For ABA alternatives, consider the reasons behind the unwanted behaviours. To reduce aggression, you may want to look at working with animals (ie dog training), or finding a healthy outlet — such as MMA or kickboxing, running classes, drumming, or activist groups. For other skills, you many want to look for opportunities to develop them, rather than ending up in a reward/punishment cycle. There are specific skill classes for just about every skill out there, from social skills classes to cooking classes. First aid, babysitting, finance classes, job skills, and even specific computer or public transit groups do exist. You may just need to dig deeper in your community. Often specific skills classes can be free through community groups. Or they may have term sessions for the same cost as 1 session of ABA.

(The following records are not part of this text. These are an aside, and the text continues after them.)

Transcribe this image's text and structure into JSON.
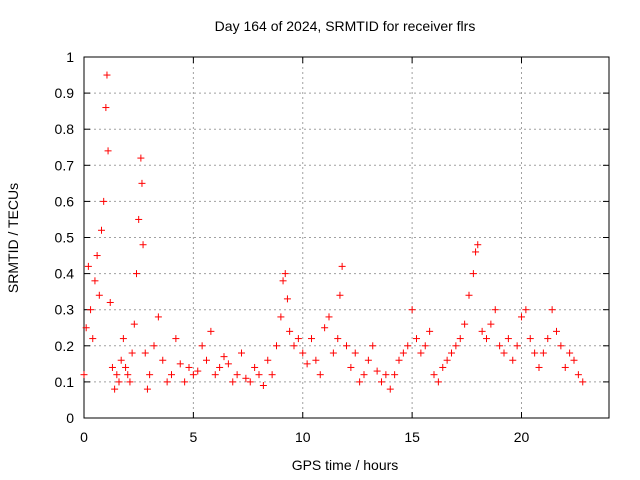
{
  "chart_data": {
    "type": "scatter",
    "title": "Day 164 of 2024, SRMTID for receiver flrs",
    "xlabel": "GPS time / hours",
    "ylabel": "SRMTID / TECUs",
    "xlim": [
      0,
      24
    ],
    "ylim": [
      0,
      1
    ],
    "xticks": [
      0,
      5,
      10,
      15,
      20
    ],
    "xtick_labels": [
      "0",
      "5",
      "10",
      "15",
      "20"
    ],
    "yticks": [
      0,
      0.1,
      0.2,
      0.3,
      0.4,
      0.5,
      0.6,
      0.7,
      0.8,
      0.9,
      1
    ],
    "ytick_labels": [
      "0",
      "0.1",
      "0.2",
      "0.3",
      "0.4",
      "0.5",
      "0.6",
      "0.7",
      "0.8",
      "0.9",
      "1"
    ],
    "grid": true,
    "marker": "+",
    "series": [
      {
        "name": "SRMTID",
        "color": "#ff0000",
        "x": [
          0.0,
          0.1,
          0.2,
          0.3,
          0.4,
          0.5,
          0.6,
          0.7,
          0.8,
          0.9,
          1.0,
          1.05,
          1.1,
          1.2,
          1.3,
          1.4,
          1.5,
          1.6,
          1.7,
          1.8,
          1.9,
          2.0,
          2.1,
          2.2,
          2.3,
          2.4,
          2.5,
          2.6,
          2.65,
          2.7,
          2.8,
          2.9,
          3.0,
          3.2,
          3.4,
          3.6,
          3.8,
          4.0,
          4.2,
          4.4,
          4.6,
          4.8,
          5.0,
          5.2,
          5.4,
          5.6,
          5.8,
          6.0,
          6.2,
          6.4,
          6.6,
          6.8,
          7.0,
          7.2,
          7.4,
          7.6,
          7.8,
          8.0,
          8.2,
          8.4,
          8.6,
          8.8,
          9.0,
          9.1,
          9.2,
          9.3,
          9.4,
          9.6,
          9.8,
          10.0,
          10.2,
          10.4,
          10.6,
          10.8,
          11.0,
          11.2,
          11.4,
          11.6,
          11.7,
          11.8,
          12.0,
          12.2,
          12.4,
          12.6,
          12.8,
          13.0,
          13.2,
          13.4,
          13.6,
          13.8,
          14.0,
          14.2,
          14.4,
          14.6,
          14.8,
          15.0,
          15.2,
          15.4,
          15.6,
          15.8,
          16.0,
          16.2,
          16.4,
          16.6,
          16.8,
          17.0,
          17.2,
          17.4,
          17.6,
          17.8,
          17.9,
          18.0,
          18.2,
          18.4,
          18.6,
          18.8,
          19.0,
          19.2,
          19.4,
          19.6,
          19.8,
          20.0,
          20.2,
          20.4,
          20.6,
          20.8,
          21.0,
          21.2,
          21.4,
          21.6,
          21.8,
          22.0,
          22.2,
          22.4,
          22.6,
          22.8
        ],
        "y": [
          0.12,
          0.25,
          0.42,
          0.3,
          0.22,
          0.38,
          0.45,
          0.34,
          0.52,
          0.6,
          0.86,
          0.95,
          0.74,
          0.32,
          0.14,
          0.08,
          0.12,
          0.1,
          0.16,
          0.22,
          0.14,
          0.12,
          0.1,
          0.18,
          0.26,
          0.4,
          0.55,
          0.72,
          0.65,
          0.48,
          0.18,
          0.08,
          0.12,
          0.2,
          0.28,
          0.16,
          0.1,
          0.12,
          0.22,
          0.15,
          0.1,
          0.14,
          0.12,
          0.13,
          0.2,
          0.16,
          0.24,
          0.12,
          0.14,
          0.17,
          0.15,
          0.1,
          0.12,
          0.18,
          0.11,
          0.1,
          0.14,
          0.12,
          0.09,
          0.16,
          0.12,
          0.2,
          0.28,
          0.38,
          0.4,
          0.33,
          0.24,
          0.2,
          0.22,
          0.18,
          0.15,
          0.22,
          0.16,
          0.12,
          0.25,
          0.28,
          0.18,
          0.22,
          0.34,
          0.42,
          0.2,
          0.14,
          0.18,
          0.1,
          0.12,
          0.16,
          0.2,
          0.13,
          0.1,
          0.12,
          0.08,
          0.12,
          0.16,
          0.18,
          0.2,
          0.3,
          0.22,
          0.18,
          0.2,
          0.24,
          0.12,
          0.1,
          0.14,
          0.16,
          0.18,
          0.2,
          0.22,
          0.26,
          0.34,
          0.4,
          0.46,
          0.48,
          0.24,
          0.22,
          0.26,
          0.3,
          0.2,
          0.18,
          0.22,
          0.16,
          0.2,
          0.28,
          0.3,
          0.22,
          0.18,
          0.14,
          0.18,
          0.22,
          0.3,
          0.24,
          0.2,
          0.14,
          0.18,
          0.16,
          0.12,
          0.1
        ]
      }
    ]
  }
}
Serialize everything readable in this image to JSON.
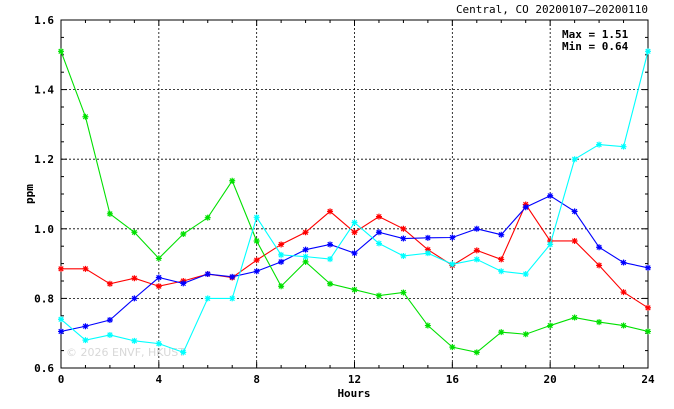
{
  "chart_data": {
    "type": "line",
    "title": "Central, CO 20200107–20200110",
    "xlabel": "Hours",
    "ylabel": "ppm",
    "xlim": [
      0,
      24
    ],
    "ylim": [
      0.6,
      1.6
    ],
    "xticks": [
      "0",
      "4",
      "8",
      "12",
      "16",
      "20",
      "24"
    ],
    "yticks": [
      "0.6",
      "0.8",
      "1.0",
      "1.2",
      "1.4",
      "1.6"
    ],
    "grid": true,
    "stats": {
      "max_label": "Max = 1.51",
      "min_label": "Min = 0.64"
    },
    "watermark": "© 2026  ENVF, HKUST",
    "x": [
      0,
      1,
      2,
      3,
      4,
      5,
      6,
      7,
      8,
      9,
      10,
      11,
      12,
      13,
      14,
      15,
      16,
      17,
      18,
      19,
      20,
      21,
      22,
      23,
      24
    ],
    "series": [
      {
        "color": "#ff0000",
        "values": [
          0.885,
          0.885,
          0.842,
          0.858,
          0.835,
          0.85,
          0.87,
          0.86,
          0.91,
          0.955,
          0.99,
          1.05,
          0.99,
          1.035,
          1.0,
          0.94,
          0.895,
          0.938,
          0.912,
          1.07,
          0.965,
          0.965,
          0.895,
          0.818,
          0.773
        ]
      },
      {
        "color": "#0000ff",
        "values": [
          0.705,
          0.72,
          0.738,
          0.8,
          0.86,
          0.843,
          0.87,
          0.862,
          0.878,
          0.905,
          0.94,
          0.955,
          0.93,
          0.99,
          0.972,
          0.974,
          0.975,
          1.0,
          0.983,
          1.062,
          1.095,
          1.05,
          0.947,
          0.903,
          0.888
        ]
      },
      {
        "color": "#00e000",
        "values": [
          1.51,
          1.322,
          1.043,
          0.99,
          0.915,
          0.985,
          1.032,
          1.138,
          0.965,
          0.835,
          0.905,
          0.842,
          0.825,
          0.808,
          0.817,
          0.722,
          0.66,
          0.645,
          0.703,
          0.697,
          0.722,
          0.745,
          0.732,
          0.722,
          0.705
        ]
      },
      {
        "color": "#00ffff",
        "values": [
          0.74,
          0.68,
          0.695,
          0.678,
          0.67,
          0.645,
          0.8,
          0.8,
          1.033,
          0.925,
          0.92,
          0.913,
          1.018,
          0.958,
          0.922,
          0.93,
          0.898,
          0.912,
          0.878,
          0.87,
          0.955,
          1.2,
          1.242,
          1.236,
          1.51
        ]
      }
    ]
  }
}
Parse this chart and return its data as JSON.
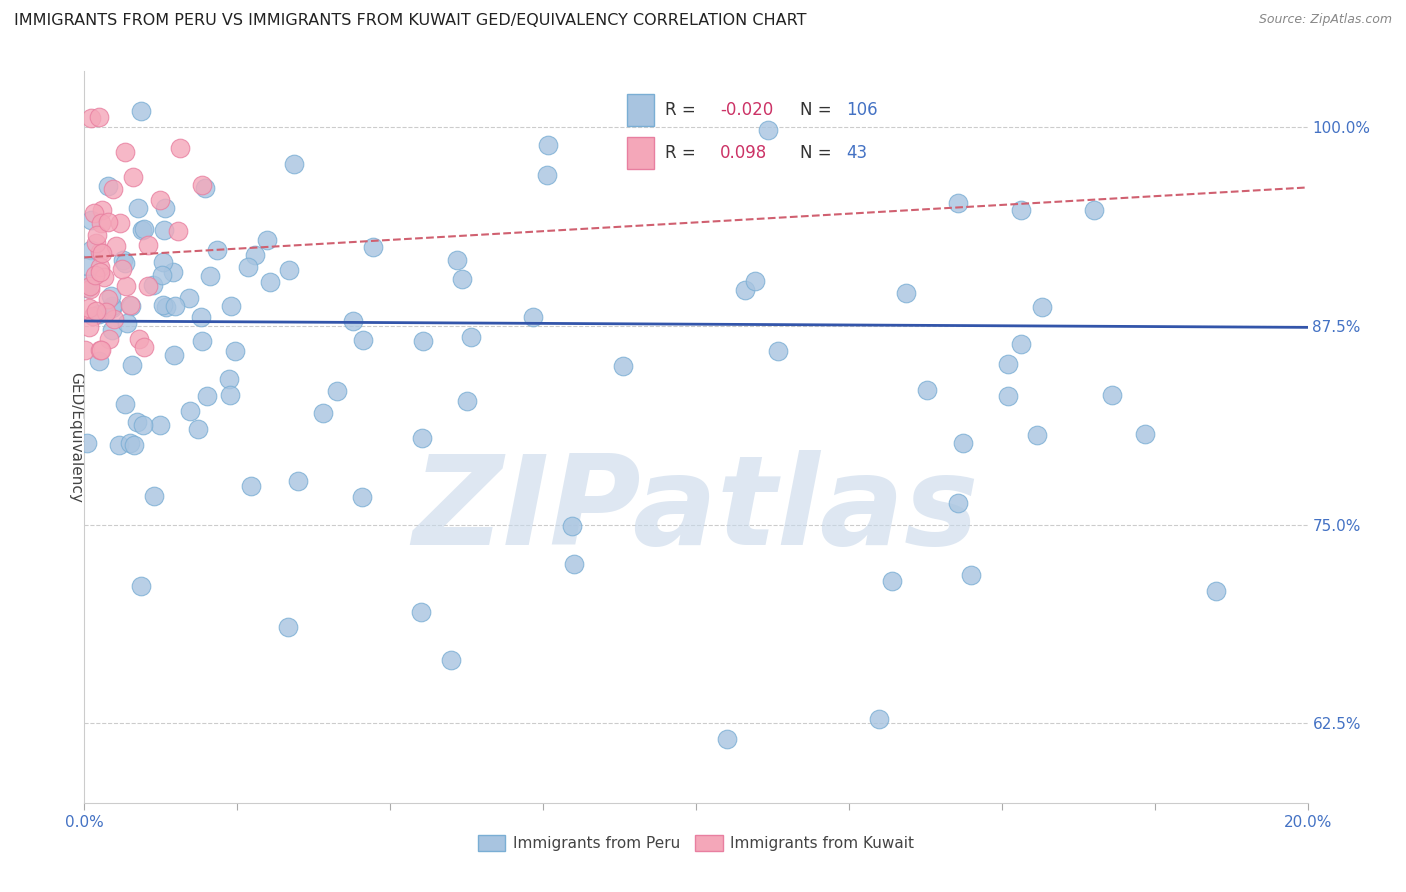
{
  "title": "IMMIGRANTS FROM PERU VS IMMIGRANTS FROM KUWAIT GED/EQUIVALENCY CORRELATION CHART",
  "source": "Source: ZipAtlas.com",
  "ylabel": "GED/Equivalency",
  "ytick_values": [
    0.625,
    0.75,
    0.875,
    1.0
  ],
  "ytick_labels": [
    "62.5%",
    "75.0%",
    "87.5%",
    "100.0%"
  ],
  "xtick_values": [
    0.0,
    0.025,
    0.05,
    0.075,
    0.1,
    0.125,
    0.15,
    0.175,
    0.2
  ],
  "xtick_labels_show": [
    "0.0%",
    "",
    "",
    "",
    "",
    "",
    "",
    "",
    "20.0%"
  ],
  "xmin": 0.0,
  "xmax": 0.2,
  "ymin": 0.575,
  "ymax": 1.035,
  "blue_R": -0.02,
  "blue_N": 106,
  "pink_R": 0.098,
  "pink_N": 43,
  "blue_color": "#a8c4e0",
  "blue_edge": "#7aaed4",
  "pink_color": "#f4a7b9",
  "pink_edge": "#e87fa0",
  "blue_line_color": "#3355aa",
  "pink_line_color": "#d06070",
  "legend_label_blue": "Immigrants from Peru",
  "legend_label_pink": "Immigrants from Kuwait",
  "watermark": "ZIPatlas",
  "watermark_color": "#c8d8ea",
  "background_color": "#ffffff",
  "grid_color": "#cccccc",
  "title_color": "#222222",
  "axis_label_color": "#444444",
  "tick_color": "#4472c4",
  "source_color": "#888888",
  "legend_text_color": "#333333",
  "legend_R_color": "#cc3366",
  "legend_N_color": "#4472c4",
  "blue_trend_y0": 0.878,
  "blue_trend_y1": 0.874,
  "pink_trend_y0": 0.918,
  "pink_trend_y1": 0.962
}
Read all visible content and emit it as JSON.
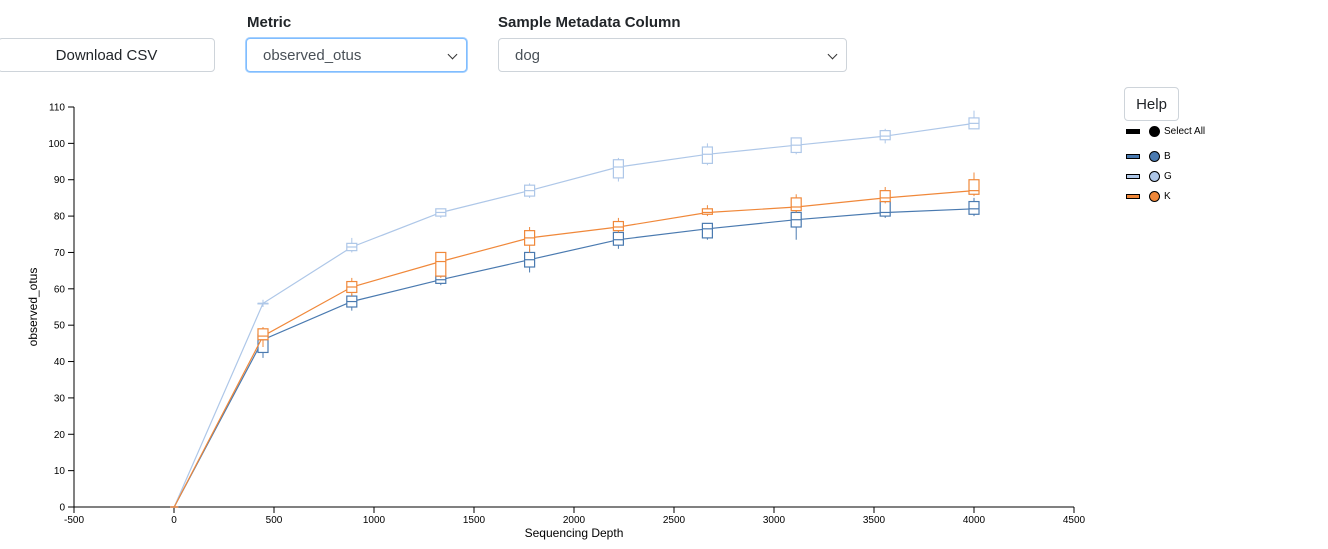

Creative and affordable alternatives to therapy exist.

Talking to a therapist is always the first place to start when considering therapy. They are the experts in assessing and determining the goals for treating the specific issues. However, you don’t need to continue seeing a therapist for treatment if the issue is not life-threatening. Many alternatives exist for a fraction of the cost of traditional therapy. Get a little creative and look around in your community for classes, programs or opportunities to achieve the same goals.